# Normal Force of a hoop rolling down an inclined plane.

1. Apr 19, 2013

### mercrave

1. The problem statement, all variables and given/known data

I have a question from my homework. My homework is completed, but I've been running some thought experiments lately and I wish to conceptually discuss this.

The problem has to do with a hoop rolling down an inclined plane. I had to find the Normal Force using Lagrange's Equations.

Hoop has mass M, radius R, the hypotenuse of the incline is L and the angle from the bottom of the incline is α.

2. Relevant equations

I'm not sure what to place here, but I have set my origin to be at the tip of the inclined plane, and my x axis lies parallel to the bottom of the incline whereas the y axis is perpendicular to my x-axis. I have set θ to be the angle through which the hoop rotates.

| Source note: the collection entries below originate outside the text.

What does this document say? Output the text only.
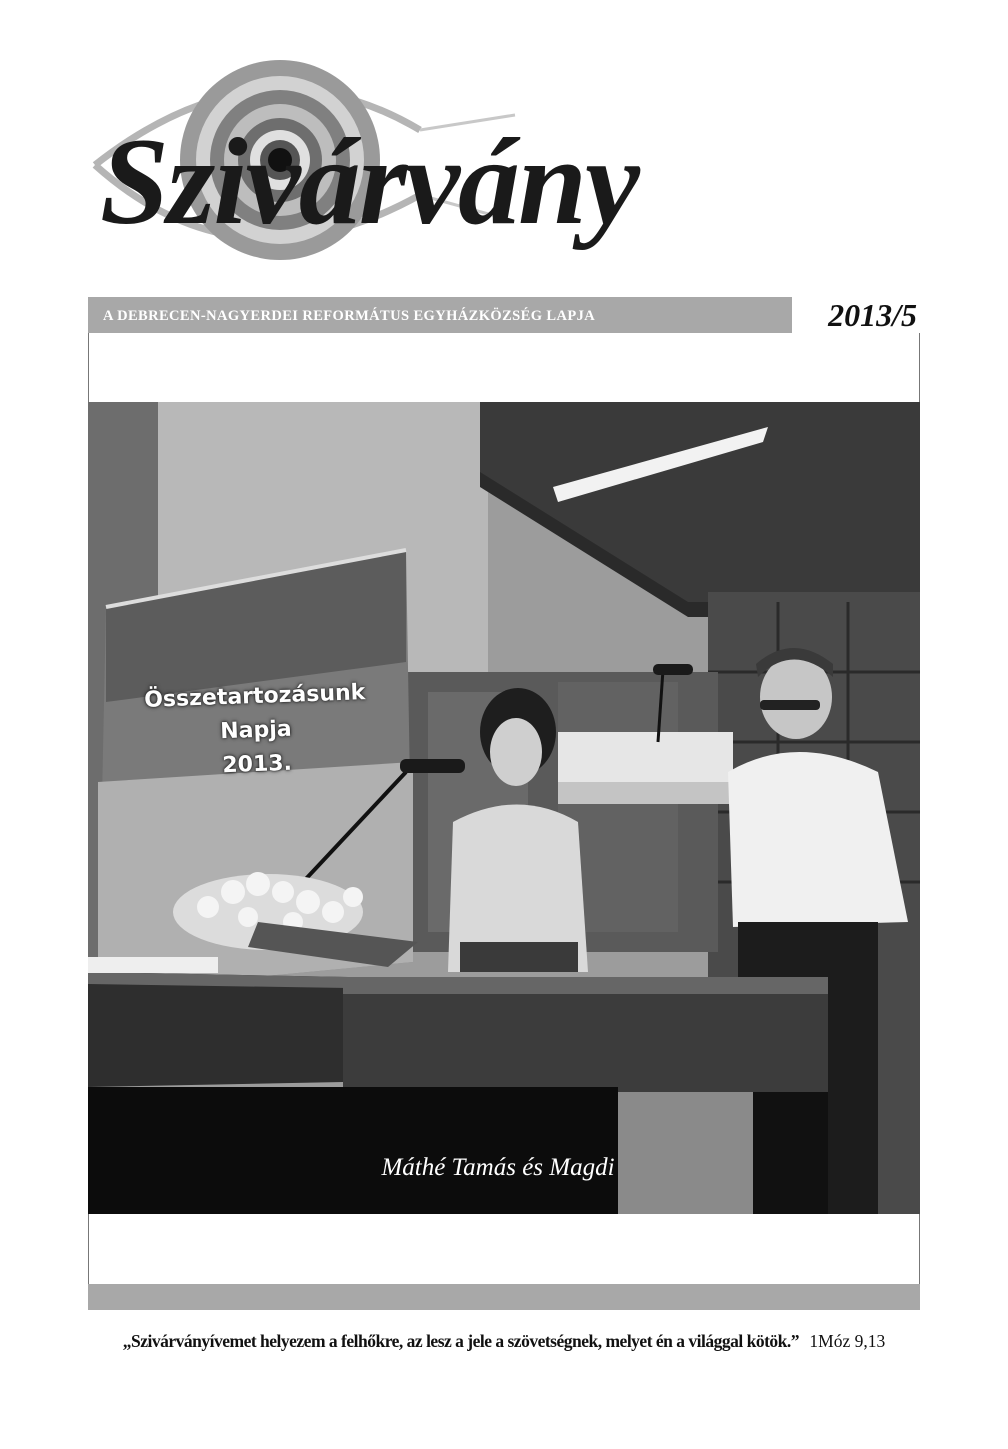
Szivárvány
A DEBRECEN-NAGYERDEI REFORMÁTUS EGYHÁZKÖZSÉG LAPJA	2013/5
Összetartozásunk Napja
2013.
Máthé Tamás és Magdi
„Szivárványívemet helyezem a felhőkre, az lesz a jele a szövetségnek, melyet én a világgal kötök.” 1Móz 9,13
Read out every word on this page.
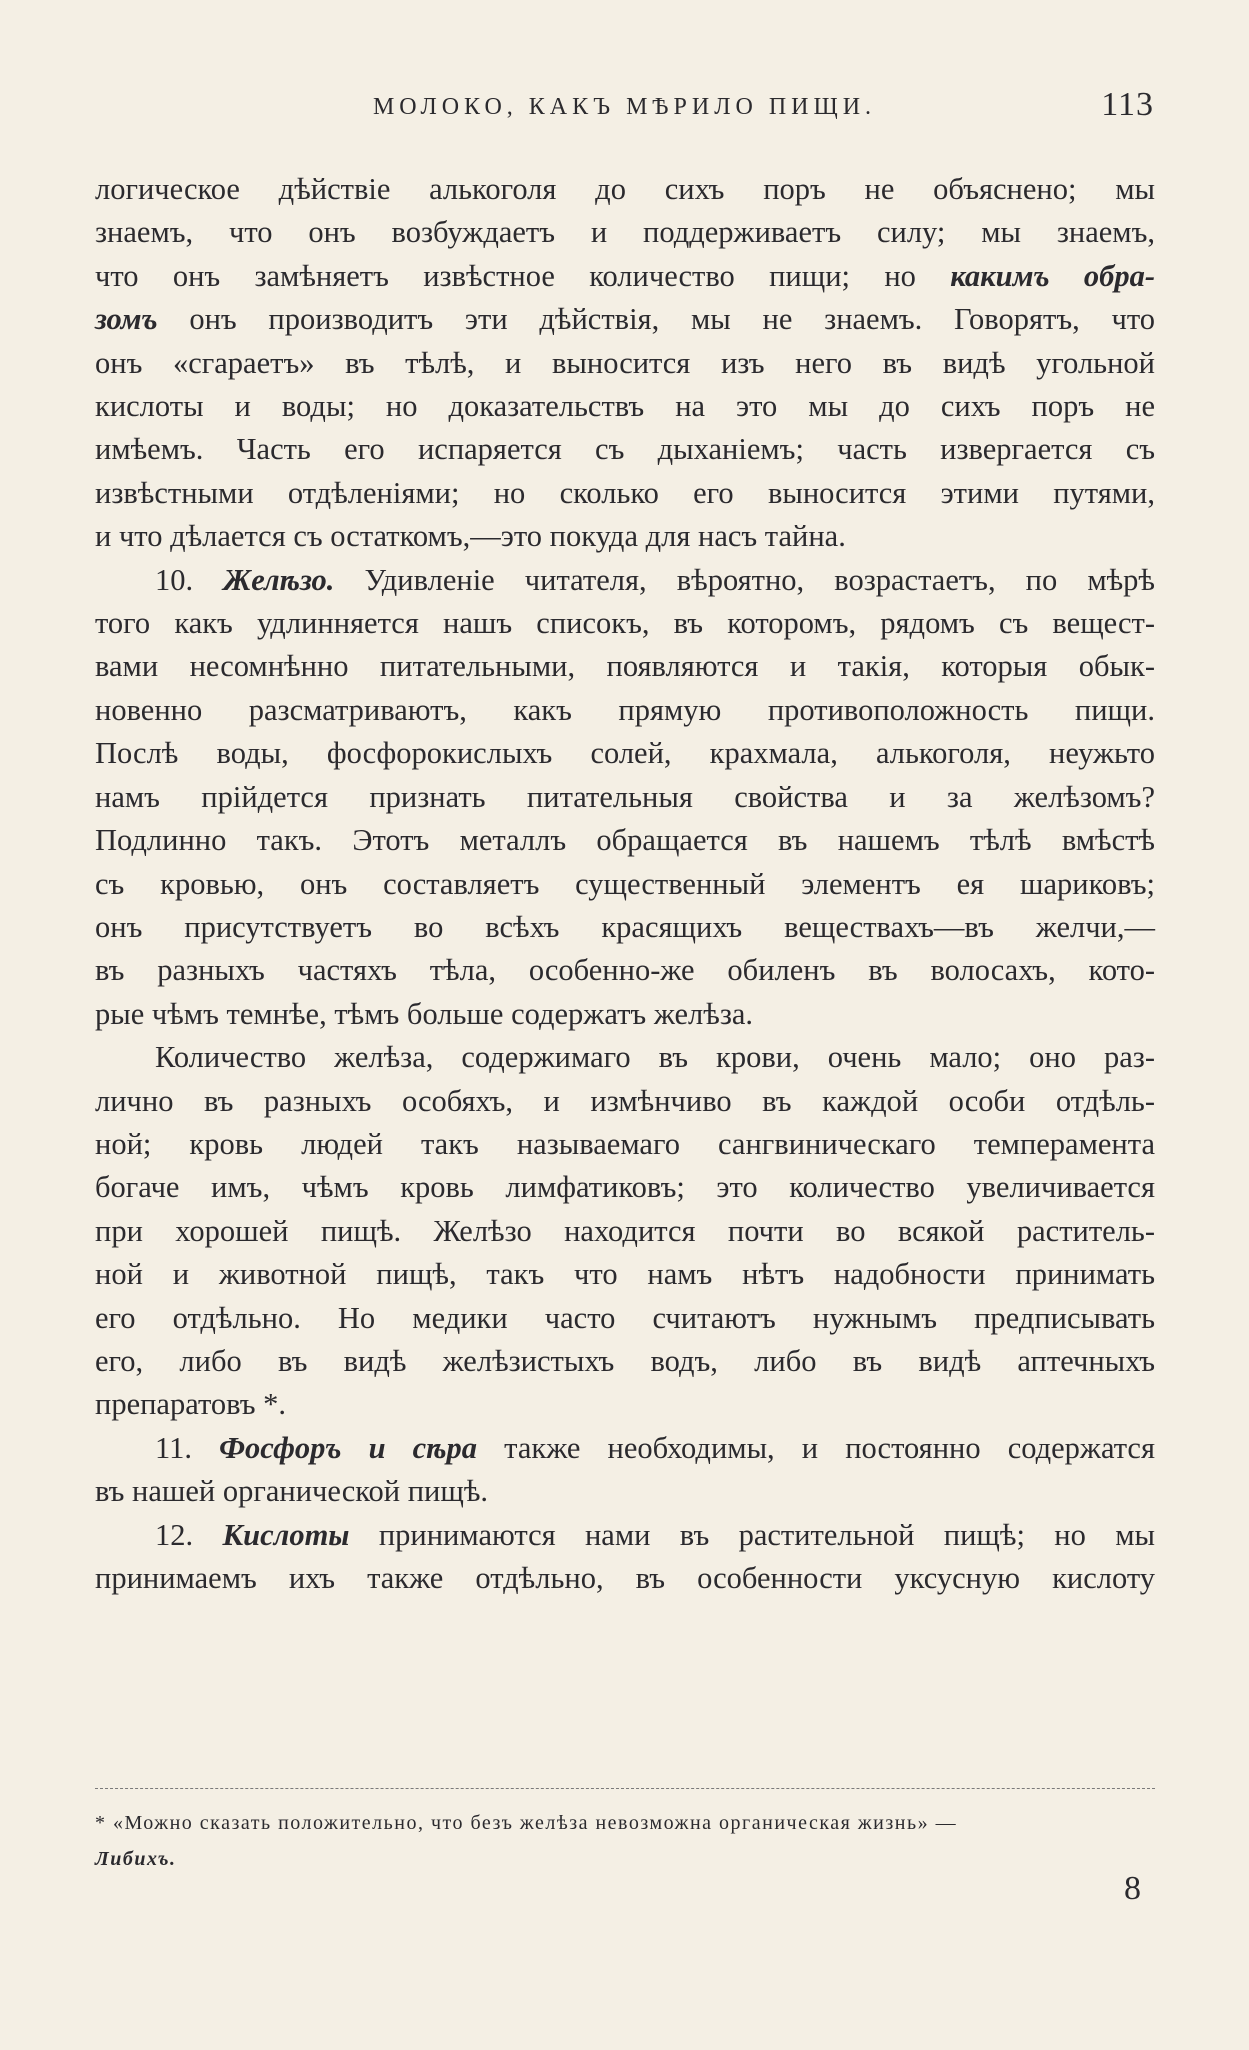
МОЛОКО, КАКЪ МѢРИЛО ПИЩИ.	113

логическое дѣйствіе алькоголя до сихъ поръ не объяснено; мы
знаемъ, что онъ возбуждаетъ и поддерживаетъ силу; мы знаемъ,
что онъ замѣняетъ извѣстное количество пищи; но какимъ обра-
зомъ онъ производитъ эти дѣйствія, мы не знаемъ. Говорятъ, что
онъ «сгараетъ» въ тѣлѣ, и выносится изъ него въ видѣ угольной
кислоты и воды; но доказательствъ на это мы до сихъ поръ не
имѣемъ. Часть его испаряется съ дыханіемъ; часть извергается съ
извѣстными отдѣленіями; но сколько его выносится этими путями,
и что дѣлается съ остаткомъ,—это покуда для насъ тайна.

10. Желѣзо. Удивленіе читателя, вѣроятно, возрастаетъ, по мѣрѣ
того какъ удлинняется нашъ списокъ, въ которомъ, рядомъ съ вещест-
вами несомнѣнно питательными, появляются и такія, которыя обык-
новенно разсматриваютъ, какъ прямую противоположность пищи.
Послѣ воды, фосфорокислыхъ солей, крахмала, алькоголя, неужьто
намъ прійдется признать питательныя свойства и за желѣзомъ?
Подлинно такъ. Этотъ металлъ обращается въ нашемъ тѣлѣ вмѣстѣ
съ кровью, онъ составляетъ существенный элементъ ея шариковъ;
онъ присутствуетъ во всѣхъ красящихъ веществахъ—въ желчи,—
въ разныхъ частяхъ тѣла, особенно-же обиленъ въ волосахъ, кото-
рые чѣмъ темнѣе, тѣмъ больше содержатъ желѣза.

Количество желѣза, содержимаго въ крови, очень мало; оно раз-
лично въ разныхъ особяхъ, и измѣнчиво въ каждой особи отдѣль-
ной; кровь людей такъ называемаго сангвиническаго темперамента
богаче имъ, чѣмъ кровь лимфатиковъ; это количество увеличивается
при хорошей пищѣ. Желѣзо находится почти во всякой раститель-
ной и животной пищѣ, такъ что намъ нѣтъ надобности принимать
его отдѣльно. Но медики часто считаютъ нужнымъ предписывать
его, либо въ видѣ желѣзистыхъ водъ, либо въ видѣ аптечныхъ
препаратовъ *.

11. Фосфоръ и сѣра также необходимы, и постоянно содержатся
въ нашей органической пищѣ.

12. Кислоты принимаются нами въ растительной пищѣ; но мы
принимаемъ ихъ также отдѣльно, въ особенности уксусную кислоту

* «Можно сказать положительно, что безъ желѣза невозможна органическая жизнь» —
Либихъ.
8
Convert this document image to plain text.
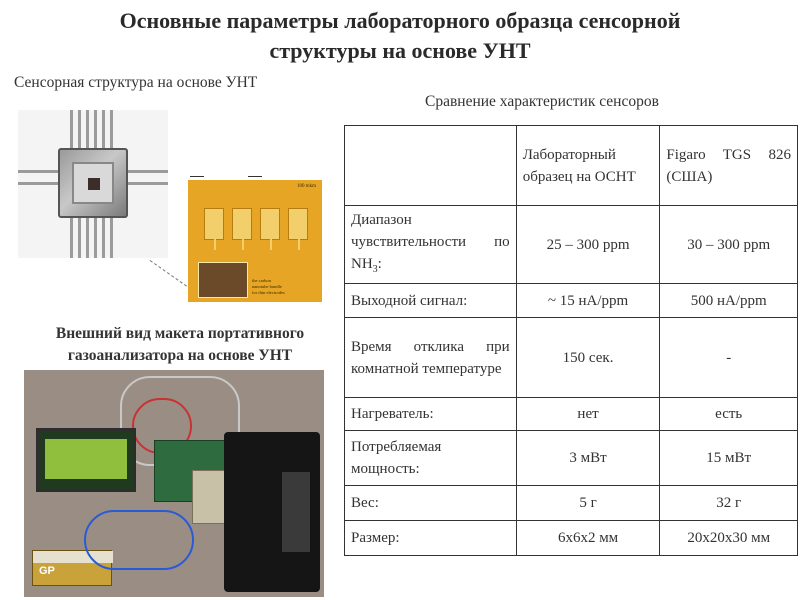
Основные параметры лабораторного образца сенсорной
структуры на основе УНТ
Сенсорная структура на основе УНТ
Сравнение характеристик сенсоров
100 mkm
the carbon
nanotube bundle
for thin electrodes
Внешний вид макета портативного
газоанализатора на основе УНТ
GP
	Лабораторный образец на ОСНТ	Figaro TGS 826 (США)
Диапазон чувствительности по $NH_3$:	25 – 300 ppm	30 – 300 ppm
Выходной сигнал:	~ 15 нА/ppm	500 нА/ppm
Время отклика при комнатной температуре	150 сек.	-
Нагреватель:	нет	есть
Потребляемая мощность:	3 мВт	15 мВт
Вес:	5 г	32 г
Размер:	6х6х2 мм	20х20х30 мм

3. The attempt at a solution

When all is said and done I get the following (the ' refers to a time derivative);

T = .5 m x'2 + .5 m y'2 + .5 m R2 θ'2
U = mgy
g1[x,y,θ] = y - x Tan[α] (= 0)<- hoop has to stay on the plane
g2[x,y,θ] = L - x Sec[α] - Rθ (= 0) <- hoop is rolling without slipping (L - x Sec[α] therefore refers to the portion of the plane that is traversed by the hoop)

I plug into Lagrange's equations and obtain the following;
λ1 = .5 mg(1+Cos2[α]) (normal force)
λ2 = -.5 mg Sin[α] (acceleration down the incline)

I did some checks in my head for the normal force; at α = .5$\pi$, we have -.5 mg for acceleration down the incline and normal force is at a minimum (.5 mg) whereas at α = 0, no acceleration and the normal force is effectively the mass of the hoop.

I am basically wondering if this is correct. My thought process right now is that hypothetically, it can roll down a .5$\pi$ incline, and to do that it requires a frictional force which then requires a normal force. It also means that it effectively doesn't roll when there is no incline (flat surface) so normal force is at a maximum and it is just supporting the hoop. Am I correct in thinking so?

Thank you very much, and I hope to hear from you. I am fairly confident in my answer, but my friends get conflicting results (notably, they get mgCos[α] for the normal force, which makes sense to me to some extent until we factor in the rolling) and we were supposedly supposed to recognize this other force. It could be possible that I need to find the x and y components of this force using the constraints on Lagrange's Equation's and probably find the magnitude to round it off, but I'm just curious to hear what everyone here thinks.

Great forum by the way, it has helped me through numerous homeworks in the past!

2. Apr 19, 2013

### haruspex

Why would the rolling make it otherwise? That adds a frictional force up the slope, so has no effect on the normal force. Maybe you could post your working.

3. Apr 19, 2013

### mercrave

I basically took double-time derivatives of each of the first two constraints, then used lagranges equations alongside them. My friends and I all double checked lagranges equations, so at this point I am wondering if the constraints are the issue or, better yet, the lagrangian?

It also helped that all algebra we did was performed on Mathematica.

Also, I thought rolling friction was normal force dependent even still.

4. Apr 19, 2013

### TSny

I get the same expressions for the lagrange multipliers λ1 and λ2.

But λ1 does not represent the normal force. Note that in setting up your constraint g2[x,y,θ] for rolling without slipping, you invoked the constraint g1[x,y,θ] to get the x Sec[α] part. So, both g1 and g2 include the constraint to stay on the plane.

You can find the normal component of each of the constraint forces. For example, the normal component of the constraint force associated with g1 is

$\lambda_1\frac{\partial{g_1}}{\partial n}=\lambda_1 (\frac{\partial{g_1}}{\partial x}\frac{\partial{x}}{\partial n}+\frac{\partial{g_1}}{\partial y}\frac{\partial{y}}{\partial n} ) = \lambda_1 (-\frac{\partial{g_1}}{\partial x}sin\alpha+\frac{\partial{g_1}}{\partial y}cos\alpha )$

where $n$ indicates normal direction. Similarly you can find the normal component of the force due to the second constraint. If you add the two normal components from the two constraints, you should get the total normal force.